In
verscheidene typen maligniteiten is gezien dat chemotherapie-geïnduceerde
neutropenie (CIN) geassocieerd kan zijn met betere prognose. Een gepoolde
analyse van zes gerandomiseerde fase 3-studies heeft de prognostische waarde
van CIN in patiënten met gevorderd niet-kleincellig longcarcinoom (aNSCLC)
geïnventariseerd. Dr. Maria Carmela Piccirillo (Istituto Nazionale Tumori,
Napels) en collega’s publiceren de analyse in BMC Cancer.1
De analyse
includeerde 572 patiënten die zes cycli chemotherapie kregen voor NSCLC.

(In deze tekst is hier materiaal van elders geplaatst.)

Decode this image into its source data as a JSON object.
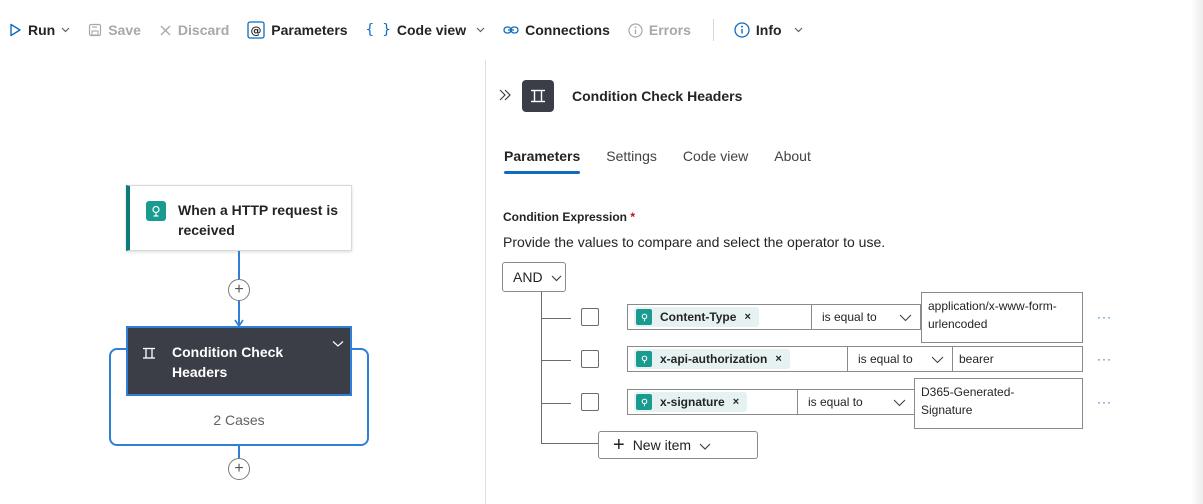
{
  "toolbar": {
    "run": "Run",
    "save": "Save",
    "discard": "Discard",
    "parameters": "Parameters",
    "code_view": "Code view",
    "connections": "Connections",
    "errors": "Errors",
    "info": "Info"
  },
  "canvas": {
    "trigger_title": "When a HTTP request is received",
    "condition_title": "Condition Check Headers",
    "cases_label": "2 Cases"
  },
  "panel": {
    "title": "Condition Check Headers",
    "tabs": [
      {
        "label": "Parameters",
        "active": true
      },
      {
        "label": "Settings",
        "active": false
      },
      {
        "label": "Code view",
        "active": false
      },
      {
        "label": "About",
        "active": false
      }
    ],
    "field_label": "Condition Expression",
    "required_mark": "*",
    "description": "Provide the values to compare and select the operator to use.",
    "group_operator": "AND",
    "rows": [
      {
        "token": "Content-Type",
        "operator": "is equal to",
        "value": "application/x-www-form-urlencoded"
      },
      {
        "token": "x-api-authorization",
        "operator": "is equal to",
        "value": "bearer"
      },
      {
        "token": "x-signature",
        "operator": "is equal to",
        "value": "D365-Generated-Signature"
      }
    ],
    "more_label": "···",
    "token_remove": "×",
    "new_item_label": "New item",
    "plus_glyph": "+"
  },
  "colors": {
    "accent": "#0f6cbd",
    "flow_line": "#2f7fd6",
    "trigger_teal": "#0f7b76",
    "condition_card": "#3b3e47",
    "required_red": "#c50f1f"
  },
  "icons": {
    "run": "play-icon",
    "save": "save-icon",
    "discard": "close-icon",
    "parameters": "at-sign-icon",
    "code_view": "braces-icon",
    "connections": "link-icon",
    "errors": "info-circle-icon",
    "info": "info-circle-icon",
    "trigger": "http-request-icon",
    "condition": "condition-icon"
  }
}
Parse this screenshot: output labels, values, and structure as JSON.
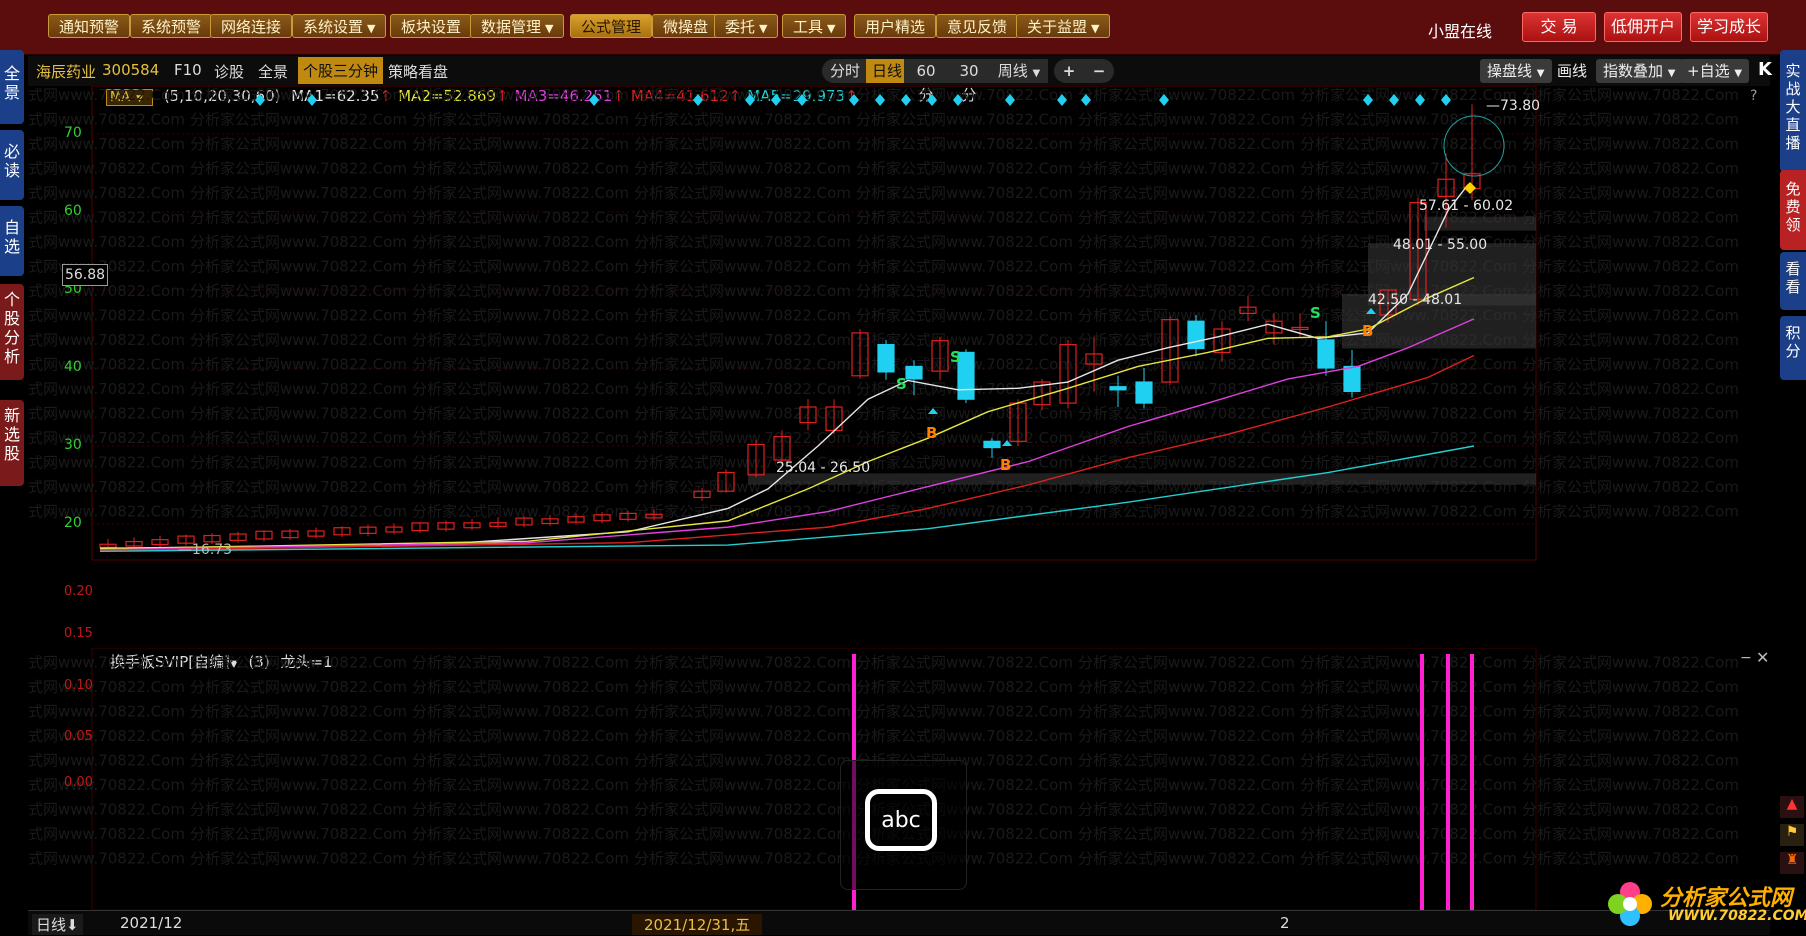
{
  "toolbar": {
    "items": [
      {
        "label": "通知预警",
        "dd": false
      },
      {
        "label": "系统预警",
        "dd": false
      },
      {
        "label": "网络连接",
        "dd": false
      },
      {
        "label": "系统设置",
        "dd": true
      },
      {
        "label": "板块设置",
        "dd": false
      },
      {
        "label": "数据管理",
        "dd": true
      },
      {
        "label": "公式管理",
        "dd": false,
        "active": true
      },
      {
        "label": "微操盘",
        "dd": false
      },
      {
        "label": "委托",
        "dd": true
      },
      {
        "label": "工具",
        "dd": true
      },
      {
        "label": "用户精选",
        "dd": false
      },
      {
        "label": "意见反馈",
        "dd": false
      },
      {
        "label": "关于益盟",
        "dd": true
      }
    ],
    "online": "小盟在线",
    "right_buttons": [
      "交 易",
      "低佣开户",
      "学习成长"
    ]
  },
  "left_tabs": [
    "全景",
    "必读",
    "自选",
    "个股分析",
    "新选股"
  ],
  "right_tabs": [
    "实战大直播",
    "免费领",
    "看看",
    "积分"
  ],
  "stock": {
    "name": "海辰药业",
    "code": "300584",
    "links": [
      "F10",
      "诊股",
      "全景",
      "个股三分钟",
      "策略看盘"
    ],
    "periods": [
      "分时",
      "日线",
      "60分",
      "30分",
      "周线"
    ],
    "active_period": "日线",
    "right_buttons": [
      "操盘线",
      "画线",
      "指数叠加",
      "+自选"
    ],
    "k_label": "K"
  },
  "ma": {
    "selector": "MA",
    "params": "(5,10,20,30,60)",
    "values": [
      {
        "text": "MA1=62.35",
        "arrow": "↑",
        "color": "#e6e6e6"
      },
      {
        "text": "MA2=52.869",
        "arrow": "↑",
        "color": "#e6e640"
      },
      {
        "text": "MA3=46.251",
        "arrow": "↑",
        "color": "#e040e0"
      },
      {
        "text": "MA4=41.612",
        "arrow": "↑",
        "color": "#e02020"
      },
      {
        "text": "MA5=29.973",
        "arrow": "↑",
        "color": "#20d0d0"
      }
    ]
  },
  "axis": {
    "main_ticks": [
      "70",
      "60",
      "50",
      "40",
      "30",
      "20"
    ],
    "current_price": "56.88",
    "sub_ticks": [
      "0.20",
      "0.15",
      "0.10",
      "0.05",
      "0.00"
    ]
  },
  "annotations": {
    "high": "73.80",
    "low": "16.73",
    "zones": [
      "57.61 - 60.02",
      "48.01 - 55.00",
      "42.50 - 48.01",
      "25.04 - 26.50"
    ],
    "signal_buy": "B",
    "signal_sell": "S"
  },
  "sub_indicator": {
    "name": "换手板SVIP[自编]",
    "param": "(3)",
    "value": "龙头=1"
  },
  "bottom": {
    "period_label": "日线",
    "date_left": "2021/12",
    "date_cursor": "2021/12/31,五",
    "month_2": "2"
  },
  "overlay": {
    "abc": "abc"
  },
  "watermark": "分析家公式网www.70822.Com",
  "logo": {
    "name": "分析家公式网",
    "url": "WWW.70822.COM"
  },
  "colors": {
    "up": "#e02020",
    "down": "#20d0f0",
    "accent": "#c08a10",
    "ma1": "#e6e6e6",
    "ma2": "#e6e640",
    "ma3": "#e040e0",
    "ma4": "#e02020",
    "ma5": "#20d0d0"
  }
}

Ernstige CIN (graad 3 of 4) werd gerapporteerde voor 143 patiënten (25%), milde
CIN (graad 1 of 2) voor 135 patiënten (24%), en geen CIN voor 294 patiënten
(54%). In multivariate analyse was ernstige CIN versus geen CIN geassocieerd
met betere overleving (HR 0,71; 95%-bti 0,53-0,95). Milde CIN was niet
geassocieerd met OS (HR 1,21; 95%-bti 0,92-1,58). Onder 957 patiënten die
minder dan zes cycli chemotherapie kregen voor aNSCLC waren zowel ernstige CIN
als milde CIN geassocieerd met betere OS.
De
onderzoekers concluderen dat voorkomen van CIN geassocieerd was met langere OS
onder patiënten met aNSCLC.
1.Gargiulo
P, Arenare L, Gridelli C et al. Chemotherapy-induced
neutropenia and treatment efficacy in advanced non-small-cell lung cancer: a
pooled analysis of 6 randomized trials. BMC Cancer 2021;21:549
Summary: Pooled analysis of 6 randomized
phase 3 trials found that occurrence of grade 3-4 chemotherapy-induced
neutropenia was associated with longer overall survival of patients with
advanced NSCLC (versus no CIN HR 0.71; 95% CI 0.53-0.95).